6.13 has a lot of changes related to endpoint stopping: e21ebe51af68 xhci: Turn NEC specific quirk for handling Stop Endpoint errors generic 474538b8dd1c usb: xhci: Avoid queuing redundant Stop Endpoint commands 484c3bab2d5d usb: xhci: Fix TD invalidation under pending Set TR Dequeue 42b758137601 usb: xhci: Limit Stop Endpoint retries Endpoints are stopped in order to cancel transfers, before suspend, and to soft reset an endpoint after clearing a halt. I understand that bisecting an issue like this that triggers rarely isn't an option, but can I ask you to try running 6.13 with xhci dynamic debug enabled. mount -t debugfs none /sys/kernel/debug echo 'module xhci_hcd =p' >/sys/kernel/debug/dynamic_debug/control echo 'module usbcore =p' >/sys/kernel/debug/dynamic_debug/control and send dmesg after issue is triggered. It could reveal a bit more what's going on
(In reply to Mathias Nyman from comment #5) > I understand that bisecting an issue like this that triggers rarely isn't an > option, but can I ask you to try running 6.13 with xhci dynamic debug > enabled. Will do as soon as possible. Thanks a lot!

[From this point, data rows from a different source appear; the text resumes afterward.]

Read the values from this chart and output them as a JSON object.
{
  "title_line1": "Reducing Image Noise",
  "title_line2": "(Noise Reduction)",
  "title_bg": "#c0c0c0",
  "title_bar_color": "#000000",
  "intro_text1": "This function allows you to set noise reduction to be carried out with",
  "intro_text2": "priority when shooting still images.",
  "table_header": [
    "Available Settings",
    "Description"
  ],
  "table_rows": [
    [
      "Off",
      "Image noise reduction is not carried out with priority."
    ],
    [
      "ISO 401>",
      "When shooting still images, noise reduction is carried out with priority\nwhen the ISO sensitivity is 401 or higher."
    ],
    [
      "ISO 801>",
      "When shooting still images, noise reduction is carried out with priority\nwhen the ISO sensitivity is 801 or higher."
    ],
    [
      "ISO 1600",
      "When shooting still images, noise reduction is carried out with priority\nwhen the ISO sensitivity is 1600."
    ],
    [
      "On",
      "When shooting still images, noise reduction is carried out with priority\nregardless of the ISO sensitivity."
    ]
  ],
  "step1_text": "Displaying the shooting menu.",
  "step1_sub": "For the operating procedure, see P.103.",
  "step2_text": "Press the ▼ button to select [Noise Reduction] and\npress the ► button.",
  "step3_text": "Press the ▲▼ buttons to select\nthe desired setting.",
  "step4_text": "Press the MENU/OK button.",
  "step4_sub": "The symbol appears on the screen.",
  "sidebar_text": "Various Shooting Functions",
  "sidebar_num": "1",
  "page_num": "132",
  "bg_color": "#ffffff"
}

Which exact versions were you running successfully and for how long? These patches listed by Mathias are instant first suspects, but they were all backported to v6.12.7 in December. Most of them also to v6.11.11 in early December and later in January to some LTS series. Any chance that hibernation is indeed a (delayed) trigger and you weren't doing it as often in the past? Did you come across similar reports from stable kernel branches in this year?
> Which exact versions were you running successfully and for how long? Kernel 6.12.14 that I was running earlier didn't have this issue. Used software suspend/resume multiple times successfully. > Any chance that hibernation is indeed a (delayed) trigger and you weren't > doing it as often in the past? Not using hibernation, just software suspend. I've not changed anything software-wise except installing a new kernel on this laptop. > Did you come across similar reports from stable kernel branches in this year? I've Googled a couple of times already for this exact error message and nothing turned up.